O ambiente natural deve ser encarado como a ótima fonte de inspiração; muito mais que os jardins e parques urbanos e empreendimentos imobiliários que 'inspiram' paisagistas por aí. Lembre que as florestas já estavam aqui há milênios e tiveram seu tempo pra aprender a aproveitar o ambiente da melhor forma possível.

Você que gosta de colecionar países e estufa o peito pra dizer que visitou França, Alemanha, Holanda, Bélgica, Espanha e Portugal em 15 dias, meu desafio: conheça agora Mata Atlântica, Cerrado (meu preferido), Mangue, Duna, Restinga, Pampas, Caatinga, Mata de Cocais, Floresta Amazônica e Pantanal – a maior parte dos ecossistemas do Brasil, bem mais perto que esses países da Europa. Mas digo 'conheça', não visite. Não é pra passar olhando e tirando foto – interaja, entre, toque, cheire… passe tempo, dias, semanas, meses… o tempo que puder, pra conhecer, como a um amigo. Aí, sim; você terá um 'currículo' de dar inveja pra mim.

 

Achei que poderia ser uma boa ideia compartilhar minhas fotos de diferentes ecossistemas do Brasil. Não, não conheço todos – nem metade. E só conheço de verdade, de me sentir em casa, a Mata Atlântica.

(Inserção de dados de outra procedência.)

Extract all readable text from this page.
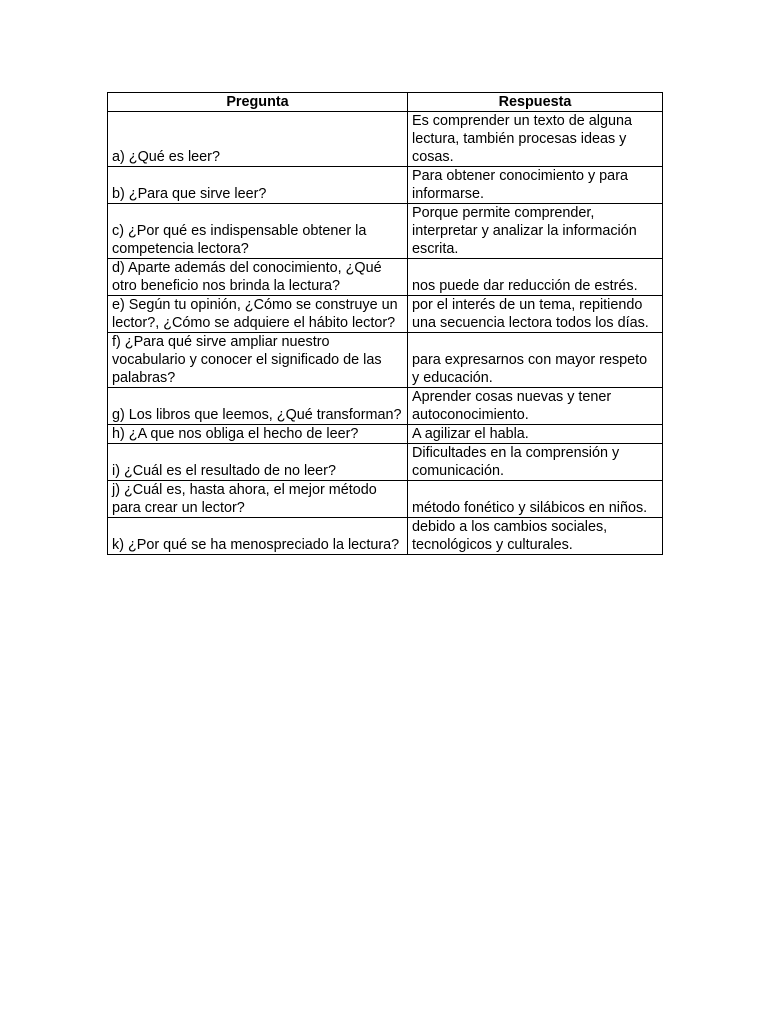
Pregunta	Respuesta
a) ¿Qué es leer?	Es comprender un texto de alguna lectura, también procesas ideas y cosas.
b) ¿Para que sirve leer?	Para obtener conocimiento y para informarse.
c) ¿Por qué es indispensable obtener la competencia lectora?	Porque permite comprender, interpretar y analizar la información escrita.
d) Aparte además del conocimiento, ¿Qué otro beneficio nos brinda la lectura?	nos puede dar reducción de estrés.
e) Según tu opinión, ¿Cómo se construye un lector?, ¿Cómo se adquiere el hábito lector?	por el interés de un tema, repitiendo una secuencia lectora todos los días.
f) ¿Para qué sirve ampliar nuestro vocabulario y conocer el significado de las palabras?	para expresarnos con mayor respeto y educación.
g) Los libros que leemos, ¿Qué transforman?	Aprender cosas nuevas y tener autoconocimiento.
h) ¿A que nos obliga el hecho de leer?	A agilizar el habla.
i) ¿Cuál es el resultado de no leer?	Dificultades en la comprensión y comunicación.
j) ¿Cuál es, hasta ahora, el mejor método para crear un lector?	método fonético y silábicos en niños.
k) ¿Por qué se ha menospreciado la lectura?	debido a los cambios sociales, tecnológicos y culturales.
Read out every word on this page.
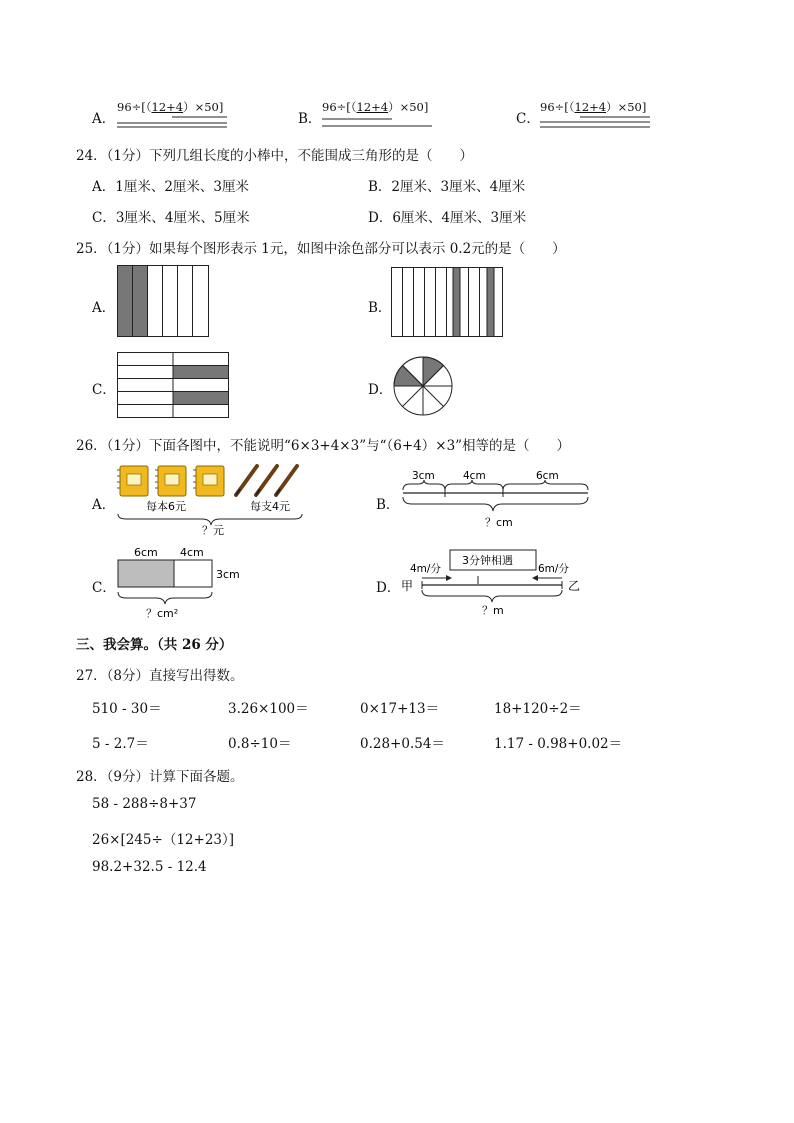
A．
96÷[（12+4）×50]
B．
96÷[（12+4）×50]
C．
96÷[（12+4）×50]
24．（1分）下列几组长度的小棒中，不能围成三角形的是（　　）
A．1厘米、2厘米、3厘米	B．2厘米、3厘米、4厘米
C．3厘米、4厘米、5厘米	D．6厘米、4厘米、3厘米
25．（1分）如果每个图形表示 1元，如图中涂色部分可以表示 0.2元的是（　　）
A．	B．
C．	D．
26．（1分）下面各图中，不能说明“6×3+4×3”与“（6+4）×3”相等的是（　　）
A．	每本6元	每支4元
？元
B．
3cm	4cm	6cm
？cm
C．
6cm 4cm
3cm
？cm²
D．
3分钟相遇
4m/分	6m/分
甲	乙
？m
三、我会算。（共 26 分）
27．（8分）直接写出得数。
510 - 30＝	3.26×100＝	0×17+13＝	18+120÷2＝
5 - 2.7＝	0.8÷10＝	0.28+0.54＝	1.17 - 0.98+0.02＝
28．（9分）计算下面各题。
58 - 288÷8+37
26×[245÷（12+23）]
98.2+32.5 - 12.4
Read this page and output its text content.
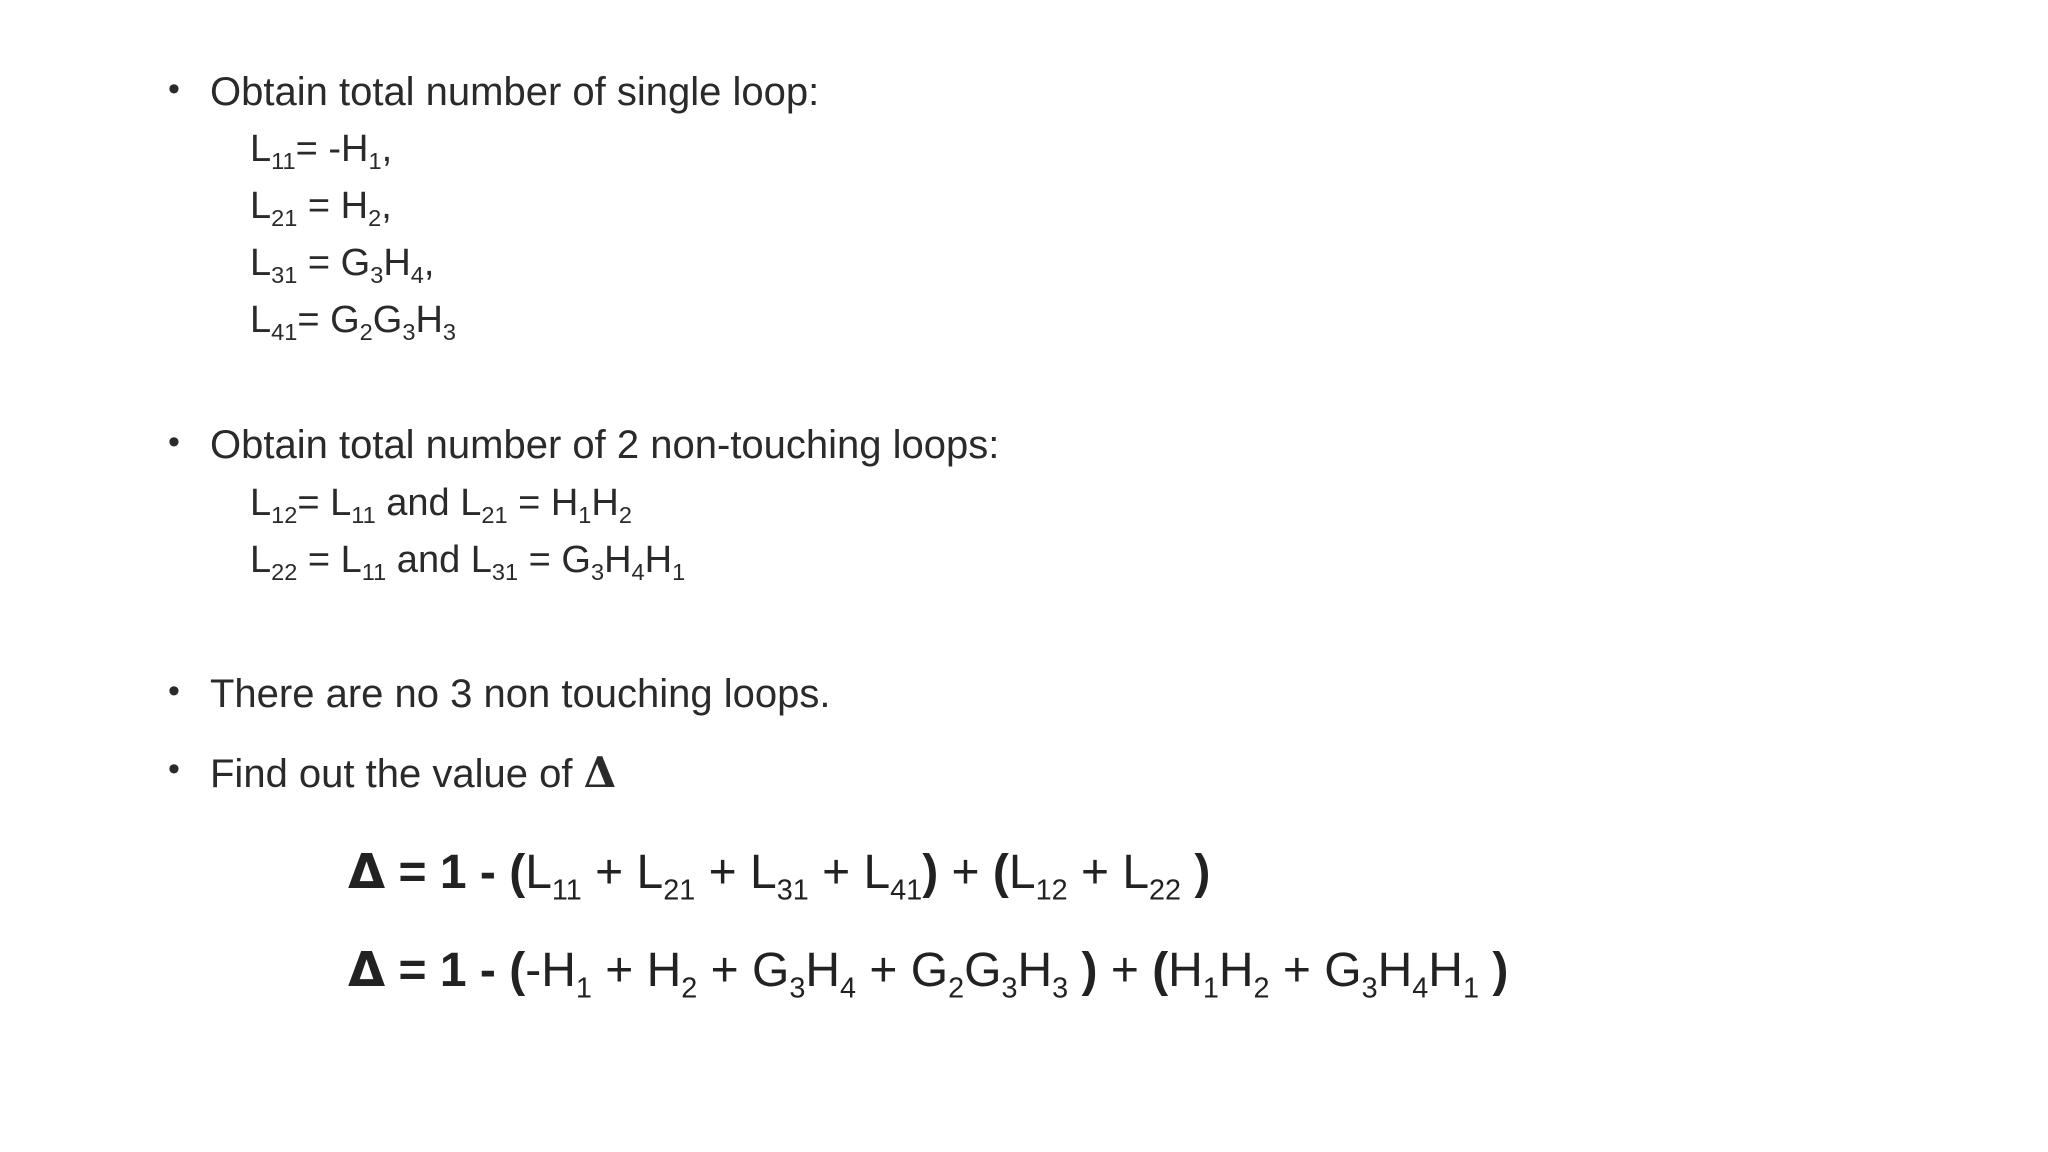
• Obtain total number of single loop:
$L_{11}= -H_1$,
$L_{21} = H_2$,
$L_{31} = G_3H_4$,
$L_{41}= G_2G_3H_3$
• Obtain total number of 2 non-touching loops:
$L_{12}= L_{11}$ and $L_{21} = H_1H_2$
$L_{22} = L_{11}$ and $L_{31} = G_3H_4H_1$
• There are no 3 non touching loops.
• Find out the value of Δ
$\Delta = 1 - (L_{11} + L_{21} + L_{31} + L_{41}) + (L_{12} + L_{22}$ )
$\Delta = 1 - (-H_1 + H_2 + G_3H_4 + G_2G_3H_3$ ) + ($H_1H_2 + G_3H_4H_1$ )
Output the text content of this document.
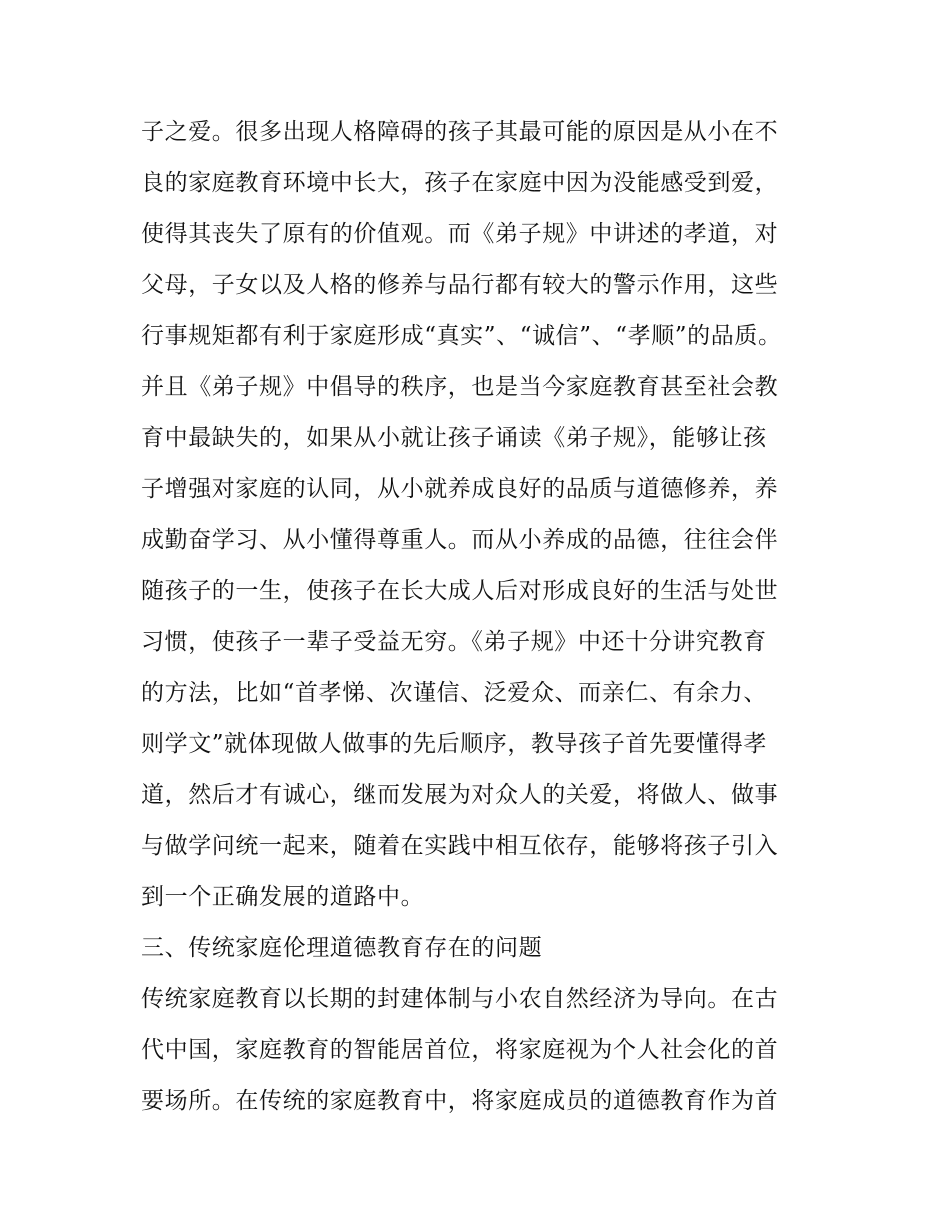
子之爱。很多出现人格障碍的孩子其最可能的原因是从小在不
良的家庭教育环境中长大，孩子在家庭中因为没能感受到爱，
使得其丧失了原有的价值观。而《弟子规》中讲述的孝道，对
父母，子女以及人格的修养与品行都有较大的警示作用，这些
行事规矩都有利于家庭形成“真实”、“诚信”、“孝顺”的品质。
并且《弟子规》中倡导的秩序，也是当今家庭教育甚至社会教
育中最缺失的，如果从小就让孩子诵读《弟子规》，能够让孩
子增强对家庭的认同，从小就养成良好的品质与道德修养，养
成勤奋学习、从小懂得尊重人。而从小养成的品德，往往会伴
随孩子的一生，使孩子在长大成人后对形成良好的生活与处世
习惯，使孩子一辈子受益无穷。《弟子规》中还十分讲究教育
的方法，比如“首孝悌、次谨信、泛爱众、而亲仁、有余力、
则学文”就体现做人做事的先后顺序，教导孩子首先要懂得孝
道，然后才有诚心，继而发展为对众人的关爱，将做人、做事
与做学问统一起来，随着在实践中相互依存，能够将孩子引入
到一个正确发展的道路中。
三、传统家庭伦理道德教育存在的问题
传统家庭教育以长期的封建体制与小农自然经济为导向。在古
代中国，家庭教育的智能居首位，将家庭视为个人社会化的首
要场所。在传统的家庭教育中，将家庭成员的道德教育作为首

Então vou aproveitar outros post como ocasião para falar dos meus ecossistemas. Se tiver a abordagem que quero vou mostrar como cada ambiente se adapta às condições locais com maestria, muito diferente do que o paisagista faz no jardim do cliente.

 

Que inspire quem puder.

 

Mauricio Felix - NJ.42.1

Mata Atlântica. O telhado típico da roça ainda ajuda a se situar, faz parte da mesma paisagem.

 

Mauricio Felix - NJ.42.2

Mangue.

 

Mauricio Felix - NJ.42.3

Mata de Cocais, no Ceará. Isto é (até certo ponto) uma paisagem natural, um dos raros casos no mundo de monocultivo na natureza.

 

Mauricio Felix - NJ.42.4

Dunas. Muito diferente de um deserto; repare que as plantas ao fundo fazem parte do ecossistema, são plantas adaptadas a este ambiente inóspito.

 

Mauricio Felix - NJ.42.5

Falésia.

 

Mauricio Felix - NJ.42.6

Floresta Negra – Schwarzwald -, pra mostrar algo da Alemanha.

 

Mauricio Felix - NJ.42.7

Odenwald. Bem diferente da Floresta Negra. Vale a pena mostrar em mais de uma estação. Em outra ocasião.

Maurício Félix

2 Comentários

  1. Maurício, parabéns pela sua sensibilidade técnica, compactuo com suas idéias.
    Sou pós graduanda em Direito Ambiental, e minha tese é sobre Eficiência Energética, estou pesquisando sobre a influência positiva do paisagismo produtivo nas moradias (não apenas ornamental), momento que comecei a ler suas postagens.
    Obrigada, venho aprendendo muito com você.

    • Oi, Paula!
      Muito obrigado pelo apoio! Fico feliz em saber que tem gente aprendendo algo com minhas postagens.
      Lhe desejo muito sucesso com sua tese! Esse assunto me fascina!